Plea for Australians to plan for death

Hannah Ryan
(Australian Associated Press)

 

Australians should talk more about death and dying so they can plan for the final stage of their lives, a group of experts is warning.

A lack of acceptance, communication and planning means that many Australian’s preferences about the end of their lives are not understood or championed, they say.

The topic of death makes people in Australia uncomfortable, says Professor Ken Hillman, an intensive care expert at the University of New South Wales.

Although the majority of deaths in Australia each year are predictable, few people – just 15 per cent – have care plans to guide their final days. Seventy per cent of Australians prefer to die at home or in a home-like setting, but only 14 per cent do so currently.

Death and dying are “highly medicalised”, with health professionals focusing on their own priorities over those of the patient, which usually include preservation of dignity, company, and a peaceful, pain-free death, according Professor Hillman.

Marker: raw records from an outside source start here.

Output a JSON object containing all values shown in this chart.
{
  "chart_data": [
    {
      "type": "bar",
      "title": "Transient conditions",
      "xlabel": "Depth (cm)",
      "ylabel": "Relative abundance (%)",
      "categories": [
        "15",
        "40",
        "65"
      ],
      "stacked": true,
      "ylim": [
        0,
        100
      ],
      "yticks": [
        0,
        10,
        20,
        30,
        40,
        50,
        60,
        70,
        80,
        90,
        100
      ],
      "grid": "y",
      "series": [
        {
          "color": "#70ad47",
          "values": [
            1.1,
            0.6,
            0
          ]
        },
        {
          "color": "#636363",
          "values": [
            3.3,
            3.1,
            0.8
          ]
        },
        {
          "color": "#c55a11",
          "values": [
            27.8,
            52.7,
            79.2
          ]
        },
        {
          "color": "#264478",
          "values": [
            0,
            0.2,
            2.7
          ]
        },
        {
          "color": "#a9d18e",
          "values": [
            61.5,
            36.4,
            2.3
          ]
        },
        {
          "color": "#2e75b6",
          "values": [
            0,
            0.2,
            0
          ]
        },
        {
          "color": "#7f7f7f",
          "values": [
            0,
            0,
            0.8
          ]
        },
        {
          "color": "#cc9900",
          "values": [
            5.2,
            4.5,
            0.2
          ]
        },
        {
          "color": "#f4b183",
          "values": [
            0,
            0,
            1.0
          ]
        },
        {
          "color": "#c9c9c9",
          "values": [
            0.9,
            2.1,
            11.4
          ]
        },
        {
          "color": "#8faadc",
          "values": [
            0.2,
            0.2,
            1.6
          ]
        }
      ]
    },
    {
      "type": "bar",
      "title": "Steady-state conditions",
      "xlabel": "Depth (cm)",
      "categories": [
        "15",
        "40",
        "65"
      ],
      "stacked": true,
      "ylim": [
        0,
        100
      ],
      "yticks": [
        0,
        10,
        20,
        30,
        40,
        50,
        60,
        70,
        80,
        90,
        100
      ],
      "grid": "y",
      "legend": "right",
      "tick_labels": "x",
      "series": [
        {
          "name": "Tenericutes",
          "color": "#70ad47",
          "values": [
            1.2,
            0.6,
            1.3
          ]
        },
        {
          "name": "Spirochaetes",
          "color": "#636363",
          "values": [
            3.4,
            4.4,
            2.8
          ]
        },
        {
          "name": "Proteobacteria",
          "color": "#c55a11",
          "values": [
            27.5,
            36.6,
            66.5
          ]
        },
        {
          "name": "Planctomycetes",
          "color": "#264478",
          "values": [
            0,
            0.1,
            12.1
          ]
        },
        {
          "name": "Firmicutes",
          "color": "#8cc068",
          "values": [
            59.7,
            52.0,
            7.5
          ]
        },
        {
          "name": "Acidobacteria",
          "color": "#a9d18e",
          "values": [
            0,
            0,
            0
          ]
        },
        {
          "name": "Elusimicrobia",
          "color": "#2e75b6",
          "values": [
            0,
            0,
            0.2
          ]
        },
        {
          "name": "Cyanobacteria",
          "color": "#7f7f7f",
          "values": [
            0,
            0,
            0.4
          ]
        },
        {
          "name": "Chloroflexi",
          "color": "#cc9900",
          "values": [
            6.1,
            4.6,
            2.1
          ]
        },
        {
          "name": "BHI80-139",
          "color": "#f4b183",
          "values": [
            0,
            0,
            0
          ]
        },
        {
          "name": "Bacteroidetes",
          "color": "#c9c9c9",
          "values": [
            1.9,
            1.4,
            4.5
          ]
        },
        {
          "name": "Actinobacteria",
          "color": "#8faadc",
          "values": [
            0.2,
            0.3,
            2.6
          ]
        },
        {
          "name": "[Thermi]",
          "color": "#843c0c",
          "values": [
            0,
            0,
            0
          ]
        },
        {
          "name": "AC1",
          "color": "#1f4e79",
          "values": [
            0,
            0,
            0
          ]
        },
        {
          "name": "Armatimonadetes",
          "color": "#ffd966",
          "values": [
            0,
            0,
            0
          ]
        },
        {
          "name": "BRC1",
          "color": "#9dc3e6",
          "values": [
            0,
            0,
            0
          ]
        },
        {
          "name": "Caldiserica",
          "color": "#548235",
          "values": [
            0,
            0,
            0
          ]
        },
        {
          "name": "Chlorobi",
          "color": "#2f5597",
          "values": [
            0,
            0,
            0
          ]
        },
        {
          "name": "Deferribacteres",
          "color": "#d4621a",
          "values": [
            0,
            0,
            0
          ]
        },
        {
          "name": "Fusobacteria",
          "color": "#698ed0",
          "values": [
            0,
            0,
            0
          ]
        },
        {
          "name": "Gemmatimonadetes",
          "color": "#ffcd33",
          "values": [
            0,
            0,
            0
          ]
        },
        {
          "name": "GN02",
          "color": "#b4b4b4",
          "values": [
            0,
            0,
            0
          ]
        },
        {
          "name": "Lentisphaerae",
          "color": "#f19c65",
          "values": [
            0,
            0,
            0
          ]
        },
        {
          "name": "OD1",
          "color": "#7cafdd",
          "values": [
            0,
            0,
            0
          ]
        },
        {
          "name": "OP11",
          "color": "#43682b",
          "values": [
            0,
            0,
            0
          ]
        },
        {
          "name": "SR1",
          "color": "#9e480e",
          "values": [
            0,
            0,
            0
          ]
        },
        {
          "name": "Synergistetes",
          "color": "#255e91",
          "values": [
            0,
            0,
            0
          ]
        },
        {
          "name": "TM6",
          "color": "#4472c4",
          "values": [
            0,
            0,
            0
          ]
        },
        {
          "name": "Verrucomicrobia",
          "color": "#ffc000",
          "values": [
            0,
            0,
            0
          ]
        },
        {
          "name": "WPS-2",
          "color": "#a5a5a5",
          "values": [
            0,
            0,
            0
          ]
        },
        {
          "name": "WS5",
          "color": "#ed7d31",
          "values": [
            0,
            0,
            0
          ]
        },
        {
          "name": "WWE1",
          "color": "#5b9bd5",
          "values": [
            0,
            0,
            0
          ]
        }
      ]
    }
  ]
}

Professor Hillman is a member of The Violet Initiative, a social enterprise working to reduce regretful outcome for people in the last stages of their lives.

The Violet Initiative’s CEO, Melissa Reader, says caregivers are often the key decision makers.

“A ‘good’ last stage of life would involve many more Australians having more compassionate and dignified deaths, with their preferences aligned with their experiences,” Ms Reader said.

“Families and their caregivers would be offered relief, feel more resilient while going through this difficult experience, and in turn, would be able to return to life and work more fully.”

The group is calling for systemic change in the healthcare, community and aged care sectors to improve planning and encourage communication around the final life stage.